Staff explained changes to the CUP language that were carried in the packet and noted that the commission directed lowering the applicability threshold from 150 kilovolts to 69 kilovolts. Staff also said language on pole color/finish was revised to "minimize visual contrast" and that the draft CUP requires a vegetation management plan, property-owner notification before clearing and measures intended to minimize environmental impacts while maintaining system reliability.
During the public hearing, Craig McClung (Mineral Voting District) said he supported adoption of the amendment but asked whether the CUP would apply to substations associated with new lines and whether the county could move from an "encourage" toward a required vegetative buffer. McClung asked for a minimum buffer standard rather than only case-by-case decisions. Staff responded that the memo uses case-by-case language for setbacks and buffers based on voltage and structure, but the actual CUP language (packet page 108) contains a vegetation management requirement and property-owner notification procedures and thus imposes a required vegetation-management plan rather than simply encouraging screening.
Separately, staff presented a comprehensive-plan addendum intended to ensure the State Corporation Commission (SCC) can consider Louisa County's preferences when reviewing transmission routes. The addendum defines preferred corridors (existing linear infrastructure, VDOT rights-of-way and previously disturbed corridors), encourages collocation and consolidation of infrastructure, and lists avoidance/minimization priorities (residential areas, agricultural and forest lands, scenic and historic resources). Staff said they balanced stronger language with reasonableness so that the SCC would consider the locality's guidance.

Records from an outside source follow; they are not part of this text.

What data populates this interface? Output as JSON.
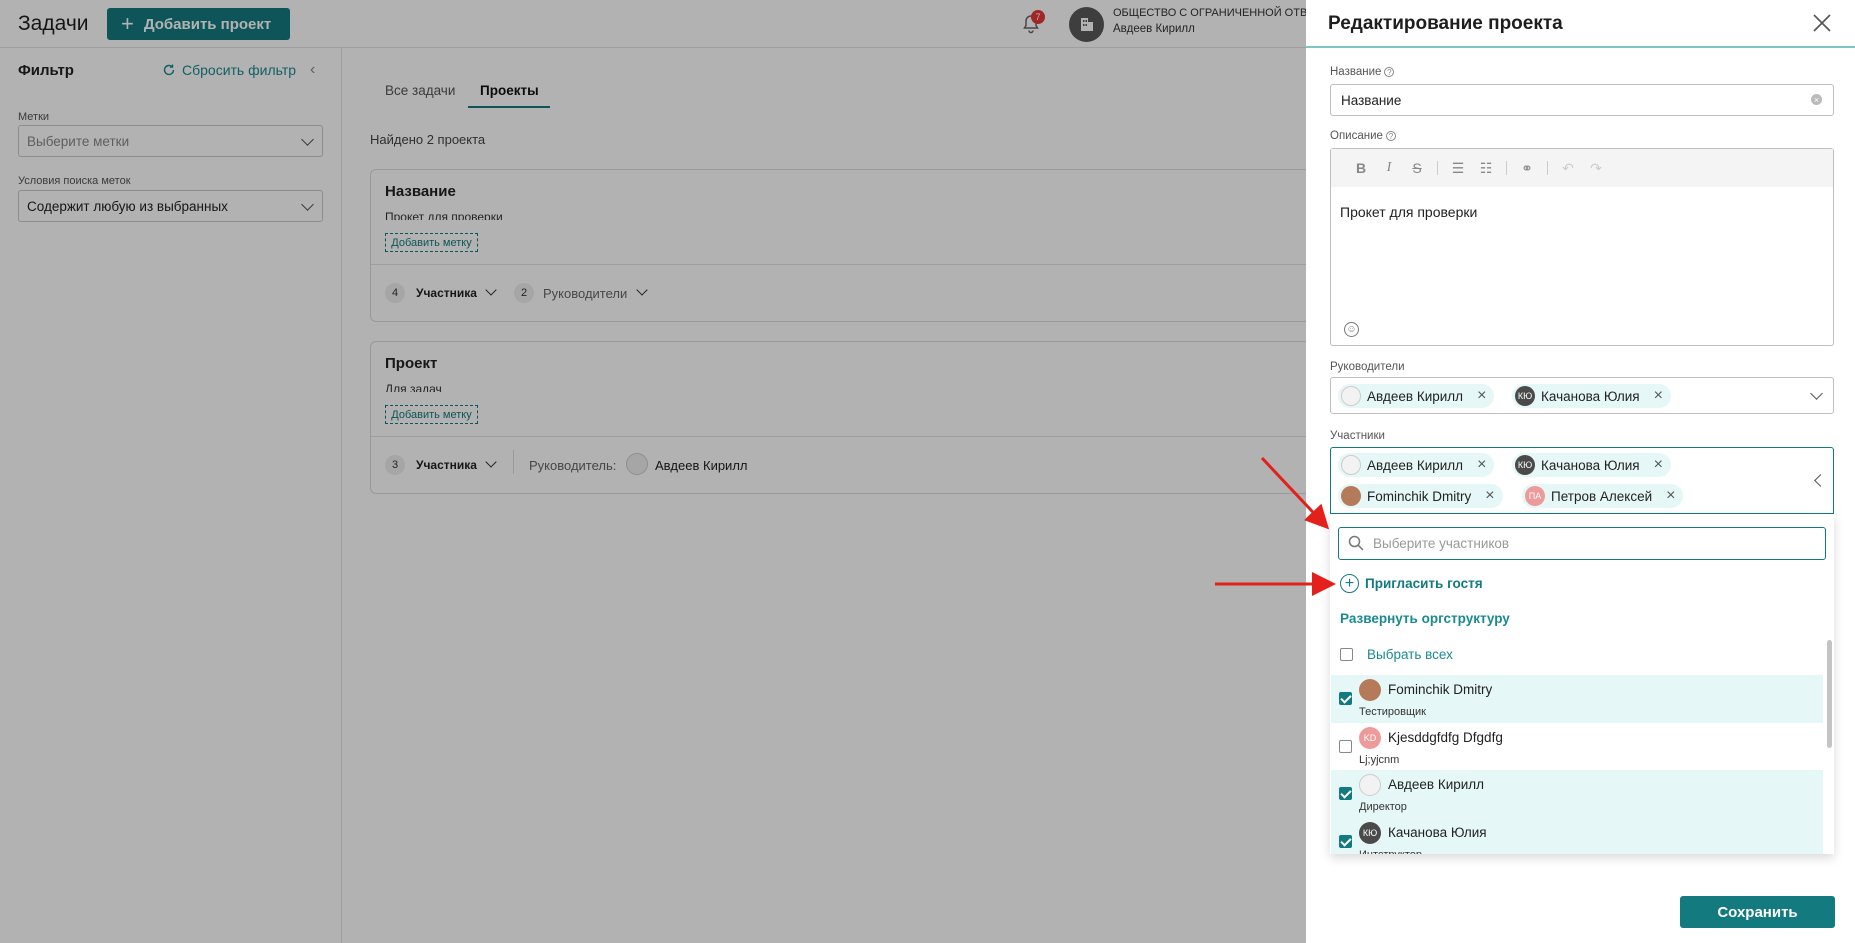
{
  "header": {
    "title": "Задачи",
    "add_project_label": "Добавить проект",
    "notifications_count": "7",
    "org_name": "ОБЩЕСТВО С ОГРАНИЧЕННОЙ ОТВЕ",
    "user_name": "Авдеев Кирилл"
  },
  "filter": {
    "title": "Фильтр",
    "reset_label": "Сбросить фильтр",
    "tags_label": "Метки",
    "tags_placeholder": "Выберите метки",
    "condition_label": "Условия поиска меток",
    "condition_value": "Содержит любую из выбранных"
  },
  "tabs": [
    {
      "label": "Все задачи",
      "active": false
    },
    {
      "label": "Проекты",
      "active": true
    }
  ],
  "found_text": "Найдено 2 проекта",
  "projects": [
    {
      "title": "Название",
      "description": "Прокет для проверки",
      "add_tag_label": "Добавить метку",
      "members_count": "4",
      "members_label": "Участника",
      "leaders_count": "2",
      "leaders_label": "Руководители"
    },
    {
      "title": "Проект",
      "description": "Для задач",
      "add_tag_label": "Добавить метку",
      "members_count": "3",
      "members_label": "Участника",
      "leader_label": "Руководитель:",
      "leader_name": "Авдеев Кирилл"
    }
  ],
  "panel": {
    "title": "Редактирование проекта",
    "name_label": "Название",
    "name_value": "Название",
    "description_label": "Описание",
    "description_value": "Прокет для проверки",
    "leaders_label": "Руководители",
    "leaders": [
      {
        "name": "Авдеев Кирилл",
        "avatar": "avatar-light",
        "initials": ""
      },
      {
        "name": "Качанова Юлия",
        "avatar": "avatar-dark",
        "initials": "КЮ"
      }
    ],
    "members_label": "Участники",
    "members": [
      {
        "name": "Авдеев Кирилл",
        "avatar": "avatar-light",
        "initials": ""
      },
      {
        "name": "Качанова Юлия",
        "avatar": "avatar-dark",
        "initials": "КЮ"
      },
      {
        "name": "Fominchik Dmitry",
        "avatar": "avatar-photo",
        "initials": ""
      },
      {
        "name": "Петров Алексей",
        "avatar": "avatar-pink",
        "initials": "ПА"
      }
    ],
    "dropdown": {
      "search_placeholder": "Выберите участников",
      "invite_label": "Пригласить гостя",
      "expand_label": "Развернуть оргструктуру",
      "select_all_label": "Выбрать всех",
      "options": [
        {
          "name": "Fominchik Dmitry",
          "role": "Тестировщик",
          "checked": true,
          "initials": "",
          "avatar": "avatar-photo"
        },
        {
          "name": "Kjesddgfdfg Dfgdfg",
          "role": "Lj;yjcnm",
          "checked": false,
          "initials": "KD",
          "avatar": "avatar-pink"
        },
        {
          "name": "Авдеев Кирилл",
          "role": "Директор",
          "checked": true,
          "initials": "",
          "avatar": "avatar-light"
        },
        {
          "name": "Качанова Юлия",
          "role": "Интструктор",
          "checked": true,
          "initials": "КЮ",
          "avatar": "avatar-dark"
        }
      ]
    },
    "save_label": "Сохранить"
  },
  "colors": {
    "accent": "#137a80",
    "accent_light": "#e6f7f7",
    "badge": "#e53935",
    "annotation_arrow": "#e3201b"
  }
}
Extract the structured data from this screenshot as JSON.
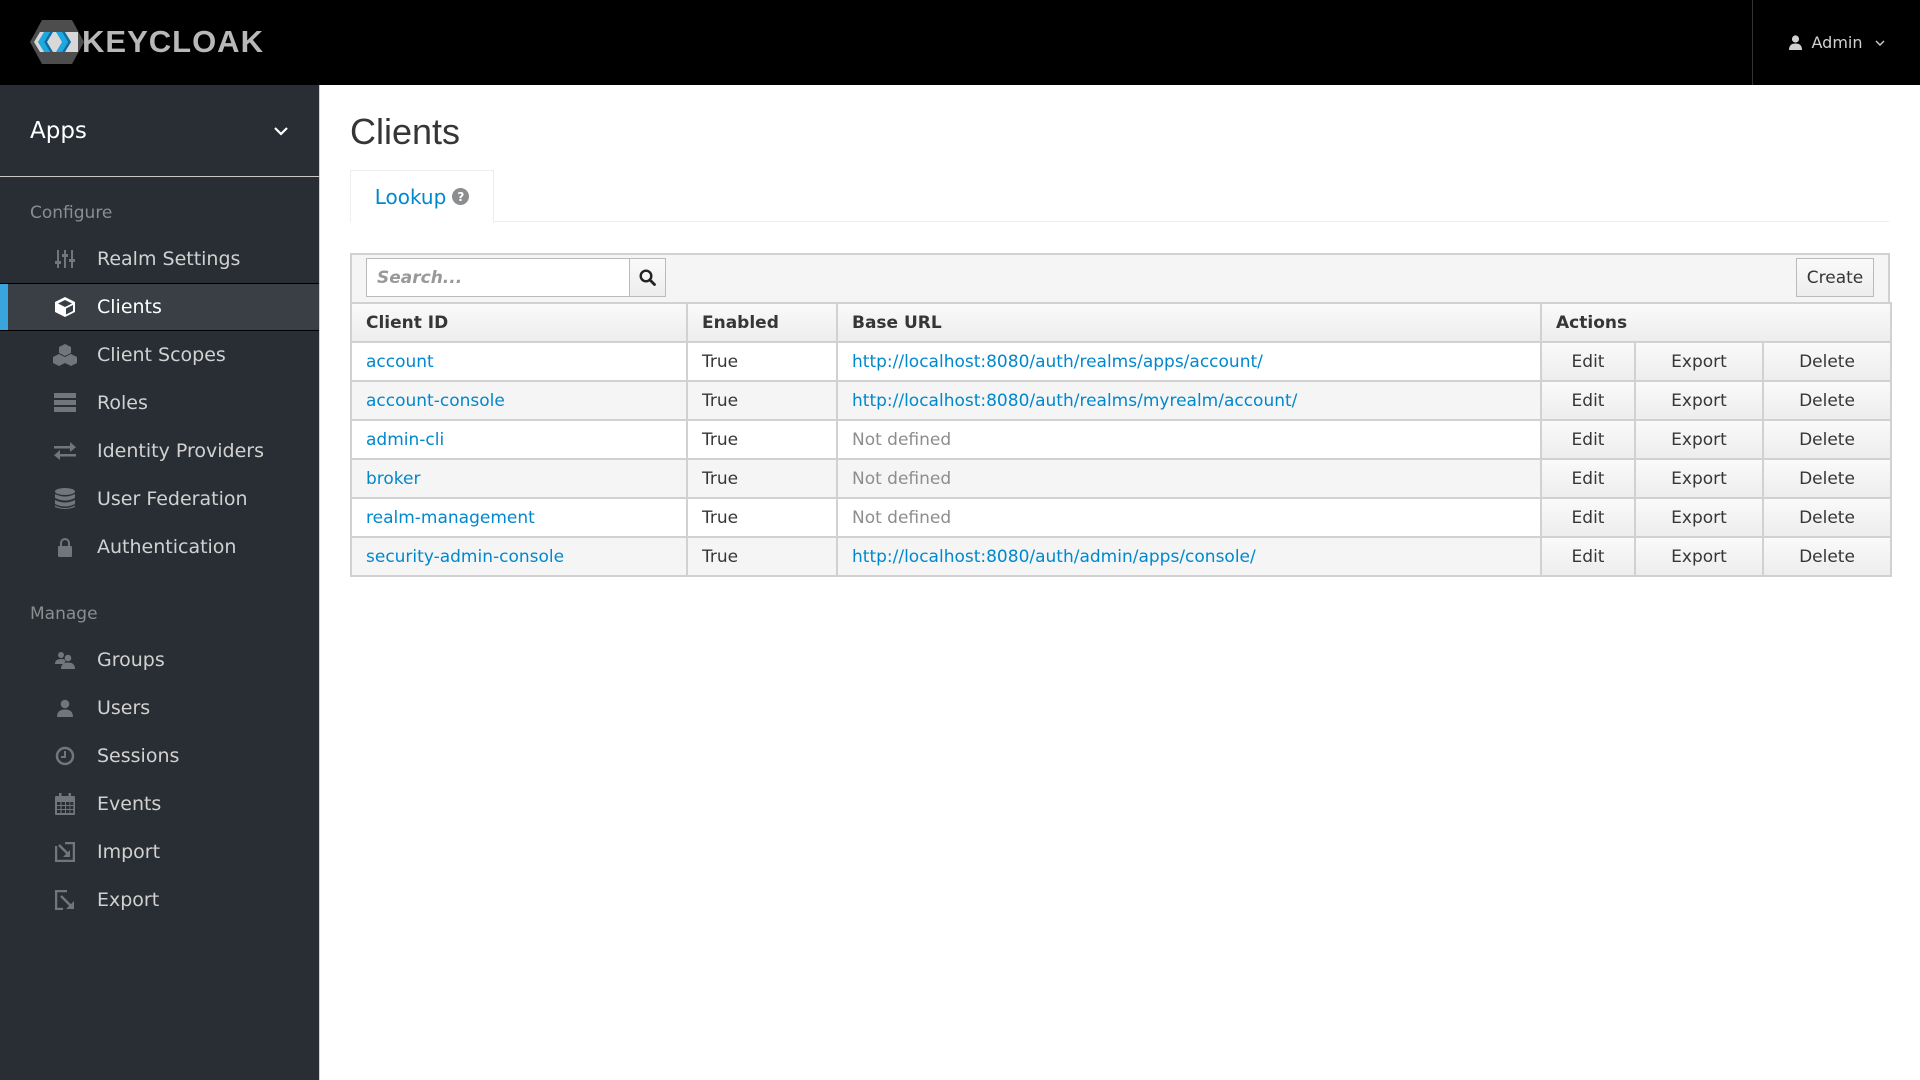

Two residents, William Hale (Mountain Road District) and Robin Horn (Mineral District), spoke in appreciation of the county's proactive approach to transmission routing and expressed support for the proposed plan and ordinance language. The commission moved, seconded and recommended both the ordinance change and the CPA amendment to the Board of Supervisors for approval.
The recommendations now go to the Board of Supervisors for final action; staff said the packet (referenced pages) contains the detailed language of the CUP and the comprehensive-plan addendum.